2022.10 Vol.1

Bit of analytics aggregation

Where to Aggregate Analytics?

Gaining analytic insights from data often comes down to counting events in a time series. For example, “how many times did event A happen this month after we enabled feature X?”. There are infinite number of questions to ask, but when the CPUs start churning and the bytes moving, it’s almost always just counting things.

Big Data (re: buzz word for offline, aggregation) analytic tools like Data Studio often make it obvious that they are trying to make it easier to model these questions. Easier than writing raw SQL on a data warehouse. Often times though this goal is hindered by a second motive: making it cheaper to ask these questions.

The number one way to make analytic queries cheaper is to scan less data. Since analytic events are almost always a time series, its pretty straight forward to follow this principle. If we want to know how often event A happened this month, we shouldn’t bother reading any data before that which wastes CPU cycles (aka money). In a SQL query, this is as simple as a WHERE clause on a datetime column. Things get more opaque at the abstract tooling level. At this level, a user just cares about finding their insight, not as much about how the tool is going to do it as cheap as possible. So the tool ask questions to run the query more efficiently, but in an attempt to stay our of the user’s way, it often ends up being more confusing than just coming straight out and sayin “Hey, we don’t want to query all this crap, so what data should we cut out?”.

Lots of times there are multiple ways to do something in these complex analytic tools and its not clear which way should be preferred. Whenever I run into this I just go the route that I think will help the tool cut out more data.
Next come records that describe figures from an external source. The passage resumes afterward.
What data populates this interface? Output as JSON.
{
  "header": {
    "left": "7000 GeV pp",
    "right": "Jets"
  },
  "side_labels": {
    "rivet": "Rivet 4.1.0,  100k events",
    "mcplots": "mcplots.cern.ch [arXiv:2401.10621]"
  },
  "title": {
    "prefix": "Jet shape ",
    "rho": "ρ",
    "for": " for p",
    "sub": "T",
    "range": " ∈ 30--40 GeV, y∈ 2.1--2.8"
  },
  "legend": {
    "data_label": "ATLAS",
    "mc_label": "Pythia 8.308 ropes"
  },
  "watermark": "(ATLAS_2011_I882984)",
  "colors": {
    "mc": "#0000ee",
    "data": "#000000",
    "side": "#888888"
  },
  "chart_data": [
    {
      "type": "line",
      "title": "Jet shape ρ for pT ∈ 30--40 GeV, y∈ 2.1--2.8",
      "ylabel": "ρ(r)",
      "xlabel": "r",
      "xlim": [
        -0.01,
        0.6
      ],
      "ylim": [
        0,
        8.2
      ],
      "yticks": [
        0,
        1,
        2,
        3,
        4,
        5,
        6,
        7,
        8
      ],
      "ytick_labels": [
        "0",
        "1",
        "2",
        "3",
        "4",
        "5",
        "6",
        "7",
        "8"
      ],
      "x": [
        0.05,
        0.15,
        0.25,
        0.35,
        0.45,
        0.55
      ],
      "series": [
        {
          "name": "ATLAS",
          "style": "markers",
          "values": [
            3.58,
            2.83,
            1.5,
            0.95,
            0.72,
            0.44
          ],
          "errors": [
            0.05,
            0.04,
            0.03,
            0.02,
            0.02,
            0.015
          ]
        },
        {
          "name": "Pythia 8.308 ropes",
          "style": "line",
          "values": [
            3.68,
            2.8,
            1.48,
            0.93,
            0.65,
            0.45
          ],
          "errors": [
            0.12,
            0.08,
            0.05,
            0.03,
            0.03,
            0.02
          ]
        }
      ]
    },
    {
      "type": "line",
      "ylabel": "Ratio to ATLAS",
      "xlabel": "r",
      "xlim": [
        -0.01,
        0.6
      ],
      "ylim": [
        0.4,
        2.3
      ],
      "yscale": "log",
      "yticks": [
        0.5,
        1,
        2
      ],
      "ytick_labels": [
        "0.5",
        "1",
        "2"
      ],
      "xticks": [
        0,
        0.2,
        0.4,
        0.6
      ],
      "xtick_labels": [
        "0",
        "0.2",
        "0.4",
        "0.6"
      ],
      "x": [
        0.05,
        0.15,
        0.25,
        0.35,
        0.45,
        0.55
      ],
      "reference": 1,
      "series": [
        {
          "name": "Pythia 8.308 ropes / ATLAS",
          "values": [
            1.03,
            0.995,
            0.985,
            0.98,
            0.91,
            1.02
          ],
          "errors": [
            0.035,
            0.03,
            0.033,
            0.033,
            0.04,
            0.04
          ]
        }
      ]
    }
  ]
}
In Data Studio, a data source can be a BigQuery table OR a custom query. Which should I use? For context, Data Studio allows users to visualize data and exposes knobs to update the graphs in real time. What did this event look like last month? What about last year? If these graphs are backed by a static custom query data source which queries the same data no matter what, then CPU cycles are probably being wasted. If the graphs are instead backed by a table and Data Studio is able to issue optimized queries to cut out data, cycles are being saved. So unless a custom query can be modified to scan less data, a table data source should be preferred over a custom query.